И избы за рекой, и пашни, и леса,
А теплый ветерок меж тем, шумя листами,
Едва-едва мои взвевает волоса.
И ласково лицо мое целует ива,
Нагнув ко мне свои сребристые листы...
-- Как это, -- спросил Саврасов, -- откуда это про "жидкие осины"? Не могу припомнить...
-- А, -- сказал Левитан небрежно, -- так это же старое, знакомое нам:
Вон вдали соломой крытые избушки,
И бегут над ними тучи вперегонку
Из родного края в дальнюю сторонку,
Белые березы, жидкие осины,
Пашни да овраги, -- грустные картины.
Не пройдешь.без думы, без тяжелой мимо -
Что же к ним все тянет так неодолимо?..
-- Хорошо, -- вымолвил Саврасов, -- родина... Недаром слово "родная" относится к матери и... к родине.
И они опять пели, читали стихи, попеременно разглядывали друг у друга работу. Саврасов требовал, чтобы Левитан нашел у него ошибки, и юноша почти всегда их находил, вызывая одобрение учителя.
Солнце понемногу утрачивало свою яркость. В темно-зеленых дубах стало больше черноты, и листва изменилась на глазах. Тогда захотел есть Саврасов. Он сбегал в рощу и кого-то из учеников послал в соседний с Измайловским зверинцем трактир "Свидание". Вскоре подошел к ним Чехов и, подавая Алексею Кондратьевичу сверток в серой бумаге, сказал:
-- Водки нет. Одна закуска. Колбаса -- "собачья радость", двенадцать копеек за ситный.

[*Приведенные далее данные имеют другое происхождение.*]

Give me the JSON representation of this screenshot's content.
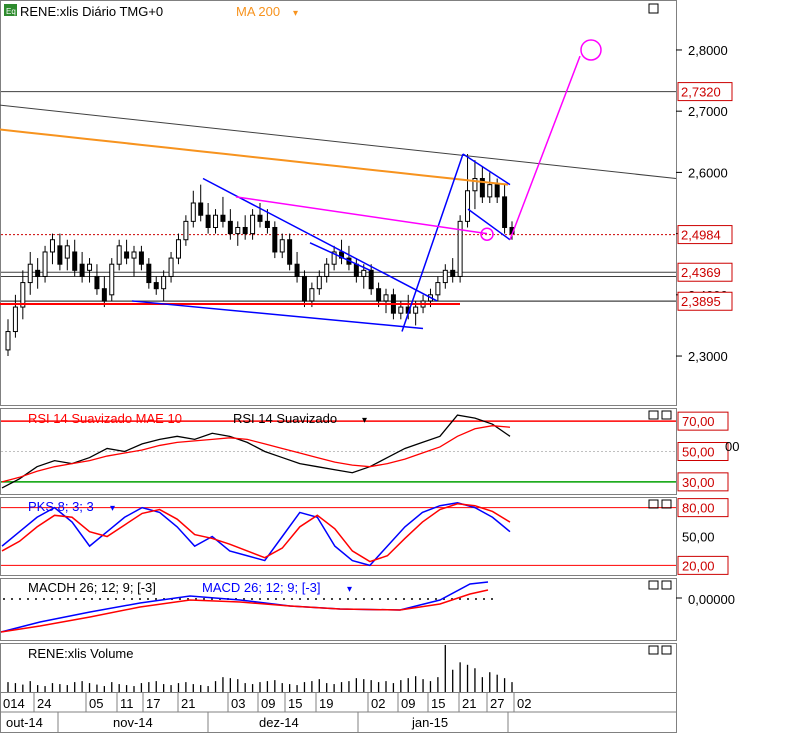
{
  "header": {
    "icon": "Eq",
    "symbol": "RENE:xlis Diário TMG+0",
    "ma_label": "MA 200",
    "ma_arrow": "▾"
  },
  "colors": {
    "up": "#000000",
    "down": "#000000",
    "ma": "#f7931e",
    "blue": "#0000ff",
    "magenta": "#ff00ff",
    "red": "#ff0000",
    "green": "#00a000",
    "gray": "#808080",
    "priceline": "#cc0000"
  },
  "price_axis": {
    "min": 2.22,
    "max": 2.88,
    "ticks": [
      "2,8000",
      "2,7000",
      "2,6000",
      "2,5000",
      "2,4000",
      "2,3000"
    ],
    "tick_values": [
      2.8,
      2.7,
      2.6,
      2.5,
      2.4,
      2.3
    ],
    "boxed": [
      {
        "label": "2,7320",
        "value": 2.732
      },
      {
        "label": "2,4984",
        "value": 2.4984
      },
      {
        "label": "2,4369",
        "value": 2.4369
      },
      {
        "label": "2,3895",
        "value": 2.3895
      }
    ]
  },
  "horizontal_levels": [
    2.732,
    2.4984,
    2.4369,
    2.3895,
    2.43,
    2.39
  ],
  "rsi": {
    "label1": "RSI 14 Suavizado MAE 10",
    "label2": "RSI 14 Suavizado",
    "arrow": "▾",
    "levels": [
      "70,00",
      "50,00",
      "30,00"
    ],
    "level_values": [
      70,
      50,
      30
    ],
    "extra_tick": "00",
    "range": [
      22,
      78
    ]
  },
  "stoch": {
    "label": "PKS 8; 3; 3",
    "arrow": "▾",
    "levels": [
      "80,00",
      "50,00",
      "20,00"
    ],
    "level_values": [
      80,
      50,
      20
    ],
    "range": [
      10,
      90
    ]
  },
  "macd": {
    "label1": "MACDH 26; 12; 9; [-3]",
    "label2": "MACD 26; 12; 9; [-3]",
    "arrow": "▾",
    "level": "0,00000"
  },
  "volume": {
    "label": "RENE:xlis Volume"
  },
  "x_axis": {
    "days": [
      "014",
      "24",
      "05",
      "11",
      "17",
      "21",
      "03",
      "09",
      "15",
      "19",
      "02",
      "09",
      "15",
      "21",
      "27",
      "02"
    ],
    "months": [
      "out-14",
      "nov-14",
      "dez-14",
      "jan-15"
    ]
  },
  "chart_data": {
    "type": "candlestick",
    "title": "RENE:xlis Diário TMG+0",
    "series": [
      {
        "name": "RENE:xlis",
        "kind": "ohlc"
      },
      {
        "name": "MA 200",
        "kind": "line"
      }
    ],
    "candles": [
      [
        2.31,
        2.36,
        2.3,
        2.34
      ],
      [
        2.34,
        2.4,
        2.33,
        2.38
      ],
      [
        2.38,
        2.44,
        2.36,
        2.42
      ],
      [
        2.42,
        2.47,
        2.4,
        2.45
      ],
      [
        2.44,
        2.46,
        2.41,
        2.43
      ],
      [
        2.43,
        2.48,
        2.42,
        2.47
      ],
      [
        2.47,
        2.5,
        2.45,
        2.49
      ],
      [
        2.48,
        2.5,
        2.44,
        2.45
      ],
      [
        2.46,
        2.49,
        2.44,
        2.48
      ],
      [
        2.47,
        2.49,
        2.43,
        2.44
      ],
      [
        2.45,
        2.47,
        2.42,
        2.43
      ],
      [
        2.44,
        2.46,
        2.42,
        2.45
      ],
      [
        2.43,
        2.45,
        2.4,
        2.41
      ],
      [
        2.41,
        2.43,
        2.38,
        2.39
      ],
      [
        2.4,
        2.46,
        2.39,
        2.45
      ],
      [
        2.45,
        2.49,
        2.44,
        2.48
      ],
      [
        2.47,
        2.49,
        2.45,
        2.46
      ],
      [
        2.46,
        2.48,
        2.43,
        2.47
      ],
      [
        2.47,
        2.48,
        2.44,
        2.45
      ],
      [
        2.45,
        2.46,
        2.41,
        2.42
      ],
      [
        2.42,
        2.43,
        2.4,
        2.41
      ],
      [
        2.41,
        2.44,
        2.39,
        2.43
      ],
      [
        2.43,
        2.47,
        2.42,
        2.46
      ],
      [
        2.46,
        2.5,
        2.45,
        2.49
      ],
      [
        2.49,
        2.53,
        2.48,
        2.52
      ],
      [
        2.52,
        2.57,
        2.51,
        2.55
      ],
      [
        2.55,
        2.58,
        2.52,
        2.53
      ],
      [
        2.53,
        2.55,
        2.5,
        2.51
      ],
      [
        2.51,
        2.54,
        2.5,
        2.53
      ],
      [
        2.53,
        2.56,
        2.51,
        2.52
      ],
      [
        2.52,
        2.54,
        2.49,
        2.5
      ],
      [
        2.5,
        2.52,
        2.48,
        2.51
      ],
      [
        2.51,
        2.53,
        2.49,
        2.5
      ],
      [
        2.5,
        2.54,
        2.49,
        2.53
      ],
      [
        2.53,
        2.55,
        2.51,
        2.52
      ],
      [
        2.52,
        2.54,
        2.5,
        2.51
      ],
      [
        2.51,
        2.52,
        2.46,
        2.47
      ],
      [
        2.47,
        2.5,
        2.46,
        2.49
      ],
      [
        2.49,
        2.5,
        2.44,
        2.45
      ],
      [
        2.45,
        2.47,
        2.42,
        2.43
      ],
      [
        2.43,
        2.44,
        2.38,
        2.39
      ],
      [
        2.39,
        2.42,
        2.38,
        2.41
      ],
      [
        2.41,
        2.44,
        2.4,
        2.43
      ],
      [
        2.43,
        2.46,
        2.42,
        2.45
      ],
      [
        2.45,
        2.48,
        2.44,
        2.47
      ],
      [
        2.47,
        2.49,
        2.45,
        2.46
      ],
      [
        2.46,
        2.48,
        2.44,
        2.45
      ],
      [
        2.45,
        2.46,
        2.42,
        2.43
      ],
      [
        2.43,
        2.45,
        2.41,
        2.44
      ],
      [
        2.44,
        2.45,
        2.4,
        2.41
      ],
      [
        2.41,
        2.42,
        2.38,
        2.39
      ],
      [
        2.39,
        2.41,
        2.37,
        2.4
      ],
      [
        2.4,
        2.41,
        2.36,
        2.37
      ],
      [
        2.37,
        2.39,
        2.36,
        2.38
      ],
      [
        2.38,
        2.4,
        2.36,
        2.37
      ],
      [
        2.37,
        2.39,
        2.35,
        2.38
      ],
      [
        2.38,
        2.4,
        2.37,
        2.39
      ],
      [
        2.39,
        2.41,
        2.38,
        2.4
      ],
      [
        2.4,
        2.43,
        2.39,
        2.42
      ],
      [
        2.42,
        2.45,
        2.41,
        2.44
      ],
      [
        2.44,
        2.46,
        2.42,
        2.43
      ],
      [
        2.43,
        2.53,
        2.42,
        2.52
      ],
      [
        2.52,
        2.63,
        2.51,
        2.57
      ],
      [
        2.57,
        2.62,
        2.54,
        2.59
      ],
      [
        2.59,
        2.61,
        2.55,
        2.56
      ],
      [
        2.56,
        2.6,
        2.55,
        2.58
      ],
      [
        2.58,
        2.59,
        2.55,
        2.56
      ],
      [
        2.56,
        2.58,
        2.5,
        2.51
      ],
      [
        2.51,
        2.52,
        2.49,
        2.5
      ]
    ],
    "ma200": [
      2.67,
      2.665,
      2.66,
      2.655,
      2.65,
      2.645,
      2.64,
      2.635,
      2.63,
      2.625,
      2.62,
      2.615,
      2.61,
      2.605,
      2.6,
      2.595,
      2.59,
      2.585,
      2.58
    ],
    "rsi": [
      26,
      32,
      40,
      44,
      42,
      46,
      52,
      50,
      55,
      58,
      60,
      58,
      62,
      60,
      56,
      50,
      46,
      42,
      40,
      38,
      36,
      40,
      46,
      52,
      56,
      60,
      74,
      72,
      68,
      60
    ],
    "rsi_smooth": [
      30,
      33,
      37,
      40,
      42,
      44,
      47,
      49,
      51,
      54,
      56,
      57,
      58,
      59,
      58,
      55,
      52,
      49,
      46,
      43,
      41,
      40,
      42,
      45,
      49,
      53,
      60,
      65,
      67,
      66
    ],
    "stoch_k": [
      40,
      55,
      70,
      80,
      65,
      40,
      55,
      70,
      80,
      75,
      60,
      40,
      50,
      35,
      30,
      25,
      50,
      75,
      70,
      40,
      25,
      20,
      40,
      60,
      75,
      82,
      85,
      80,
      70,
      55
    ],
    "stoch_d": [
      35,
      45,
      60,
      72,
      70,
      55,
      50,
      62,
      74,
      78,
      68,
      52,
      48,
      42,
      35,
      28,
      38,
      60,
      72,
      58,
      35,
      24,
      30,
      48,
      65,
      78,
      84,
      82,
      76,
      65
    ],
    "volume": [
      20,
      18,
      15,
      22,
      14,
      12,
      18,
      16,
      14,
      20,
      22,
      18,
      15,
      12,
      20,
      16,
      14,
      12,
      18,
      20,
      22,
      16,
      14,
      18,
      20,
      16,
      14,
      12,
      22,
      30,
      28,
      26,
      18,
      16,
      20,
      22,
      24,
      18,
      16,
      14,
      20,
      22,
      26,
      18,
      16,
      20,
      22,
      28,
      26,
      24,
      20,
      22,
      18,
      24,
      28,
      32,
      26,
      22,
      30,
      95,
      45,
      60,
      55,
      48,
      30,
      40,
      35,
      28,
      20
    ]
  }
}
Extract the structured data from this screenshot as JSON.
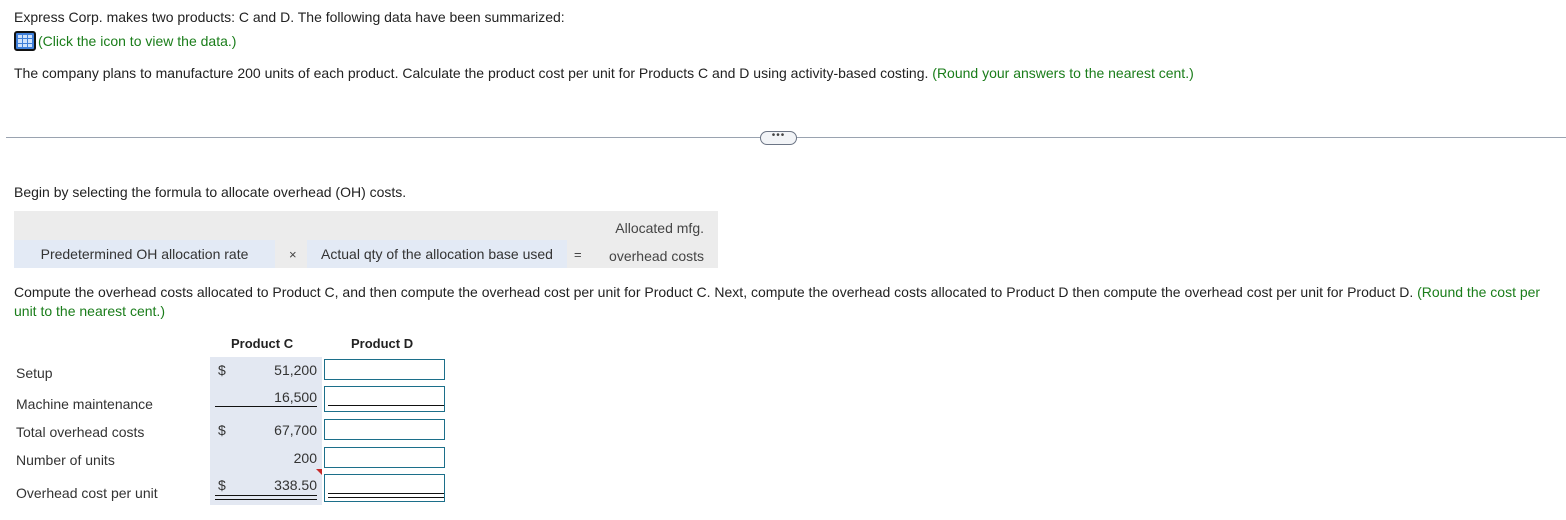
{
  "intro": "Express Corp. makes two products: C and D. The following data have been summarized:",
  "data_link": {
    "icon": "table-grid-icon",
    "label": "(Click the icon to view the data.)"
  },
  "instructions": {
    "text": "The company plans to manufacture 200 units of each product. Calculate the product cost per unit for Products C and D using activity-based costing. ",
    "hint": "(Round your answers to the nearest cent.)"
  },
  "more_button": "•••",
  "begin": "Begin by selecting the formula to allocate overhead (OH) costs.",
  "formula": {
    "term1": "Predetermined OH allocation rate",
    "op1": "×",
    "term2": "Actual qty of the allocation base used",
    "op2": "=",
    "result_line1": "Allocated mfg.",
    "result_line2": "overhead costs"
  },
  "compute": {
    "text": "Compute the overhead costs allocated to Product C, and then compute the overhead cost per unit for Product C. Next, compute the overhead costs allocated to Product D then compute the overhead cost per unit for Product D. ",
    "hint": "(Round the cost per unit to the nearest cent.)"
  },
  "table": {
    "headers": [
      "Product C",
      "Product D"
    ],
    "rows": [
      {
        "label": "Setup",
        "currency": "$",
        "product_c": "51,200",
        "product_d": ""
      },
      {
        "label": "Machine maintenance",
        "currency": "",
        "product_c": "16,500",
        "product_d": ""
      },
      {
        "label": "Total overhead costs",
        "currency": "$",
        "product_c": "67,700",
        "product_d": ""
      },
      {
        "label": "Number of units",
        "currency": "",
        "product_c": "200",
        "product_d": ""
      },
      {
        "label": "Overhead cost per unit",
        "currency": "$",
        "product_c": "338.50",
        "product_d": ""
      }
    ]
  }
}
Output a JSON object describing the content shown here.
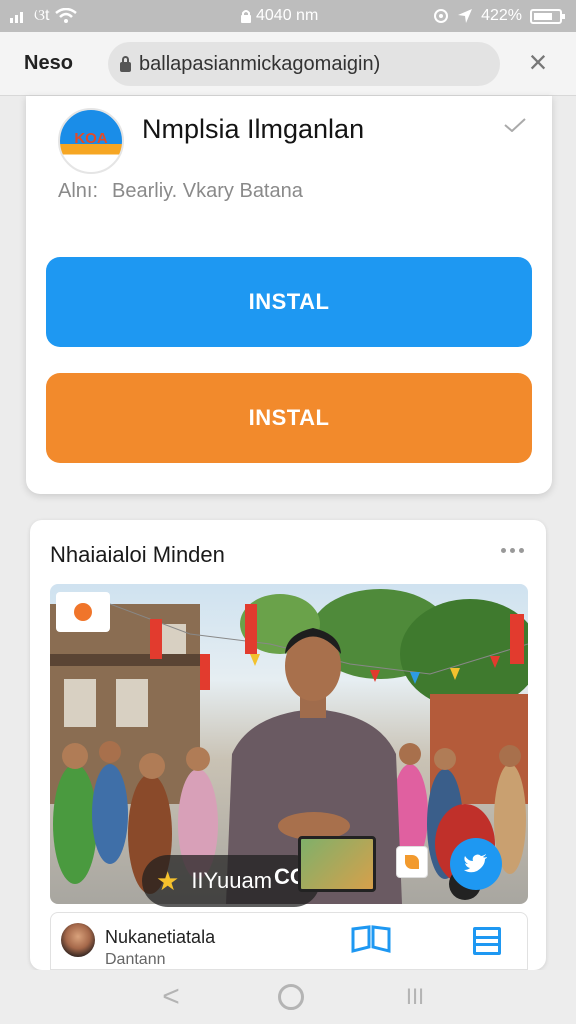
{
  "status_bar": {
    "signal_text": "ଓt",
    "time": "4040 nm",
    "battery": "422%",
    "icons": [
      "signal-icon",
      "wifi-icon",
      "lock-icon",
      "location-icon",
      "navigation-icon",
      "battery-icon"
    ]
  },
  "browser": {
    "site_name": "Neso",
    "url": "ballapasianmickagomaigin)",
    "close_label": "×"
  },
  "app": {
    "logo_text": "KOA",
    "name": "Nmplsia Ilmganlan",
    "meta_left": "Alnı:",
    "meta_right": "Bearliy. Vkary Batana",
    "install_primary": "INSTAL",
    "install_secondary": "INSTAL",
    "colors": {
      "primary": "#1e98f2",
      "secondary": "#f28a2c"
    }
  },
  "post": {
    "title": "Nhaiaialoi Minden",
    "badge_label": "IIYuuam",
    "photo_text": "CO",
    "author": "Nukanetiatala",
    "sub": "Dantann"
  },
  "nav": {
    "back": "<",
    "recent": "III"
  }
}
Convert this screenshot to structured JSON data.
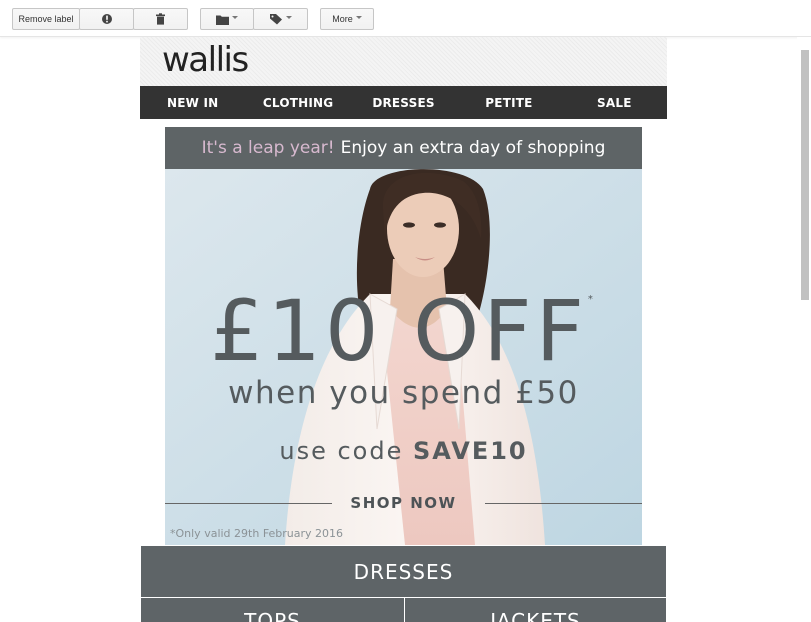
{
  "toolbar": {
    "remove_label": "Remove label",
    "report_spam_icon": "exclamation-icon",
    "delete_icon": "trash-icon",
    "move_to_icon": "folder-icon",
    "labels_icon": "tag-icon",
    "more_label": "More"
  },
  "brand": {
    "logo_text": "wallis"
  },
  "nav": {
    "items": [
      {
        "label": "NEW IN"
      },
      {
        "label": "CLOTHING"
      },
      {
        "label": "DRESSES"
      },
      {
        "label": "PETITE"
      },
      {
        "label": "SALE"
      }
    ]
  },
  "hero": {
    "banner_accent": "It's a leap year!",
    "banner_text": "Enjoy an extra day of shopping",
    "offer_amount": "£10 OFF",
    "offer_asterisk": "*",
    "offer_condition": "when you spend £50",
    "code_prefix": "use code",
    "code": "SAVE10",
    "cta": "SHOP NOW",
    "terms": "*Only valid 29th February 2016"
  },
  "categories": {
    "full": "DRESSES",
    "left": "TOPS",
    "right": "JACKETS"
  },
  "colors": {
    "nav_bg": "#333333",
    "banner_bg": "#5e6466",
    "banner_accent": "#d7b9cf",
    "category_bg": "#5e6467",
    "hero_bg": "#c8dde7"
  }
}
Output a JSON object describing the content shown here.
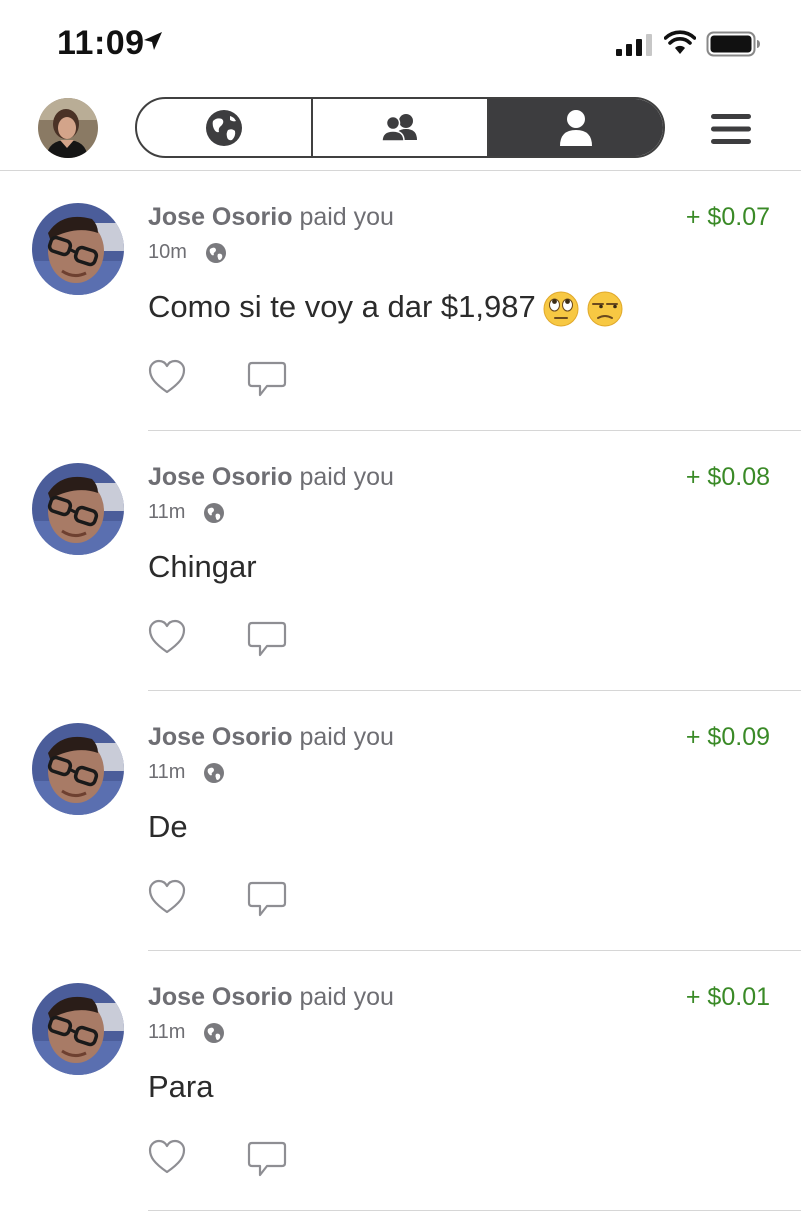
{
  "status_bar": {
    "time": "11:09",
    "icons": [
      "location-arrow-icon",
      "cellular-signal-icon",
      "wifi-icon",
      "battery-icon"
    ]
  },
  "nav": {
    "tabs": [
      {
        "icon": "globe-icon",
        "active": false
      },
      {
        "icon": "friends-icon",
        "active": false
      },
      {
        "icon": "person-icon",
        "active": true
      }
    ],
    "menu_icon": "hamburger-menu-icon"
  },
  "colors": {
    "amount_green": "#3a8a27",
    "segment_active": "#3d3d3f",
    "meta_gray": "#6e6e73"
  },
  "stories": [
    {
      "name": "Jose Osorio",
      "action": " paid you",
      "amount": "+ $0.07",
      "time": "10m",
      "message": "Como si te voy a dar $1,987",
      "emojis": [
        "face-with-rolling-eyes",
        "unamused-face"
      ]
    },
    {
      "name": "Jose Osorio",
      "action": " paid you",
      "amount": "+ $0.08",
      "time": "11m",
      "message": "Chingar",
      "emojis": []
    },
    {
      "name": "Jose Osorio",
      "action": " paid you",
      "amount": "+ $0.09",
      "time": "11m",
      "message": "De",
      "emojis": []
    },
    {
      "name": "Jose Osorio",
      "action": " paid you",
      "amount": "+ $0.01",
      "time": "11m",
      "message": "Para",
      "emojis": []
    }
  ]
}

-- И пива нет? -- недовольно спросил Саврасов.
-- Ничего.
-- Вот, подлецы, жрут! Шутка сказать -- опустошили трактир еще далеко до вечера.
Алексей Кондратьевич разломил ситный и колбасу, молча, не глядя, подал половину Левитану.
-- Давай-ка, Исаак, подкрепимся, -- приказал Саврасов. -- Не знаю, как ты, а я во вкусе и к "собачьей радости".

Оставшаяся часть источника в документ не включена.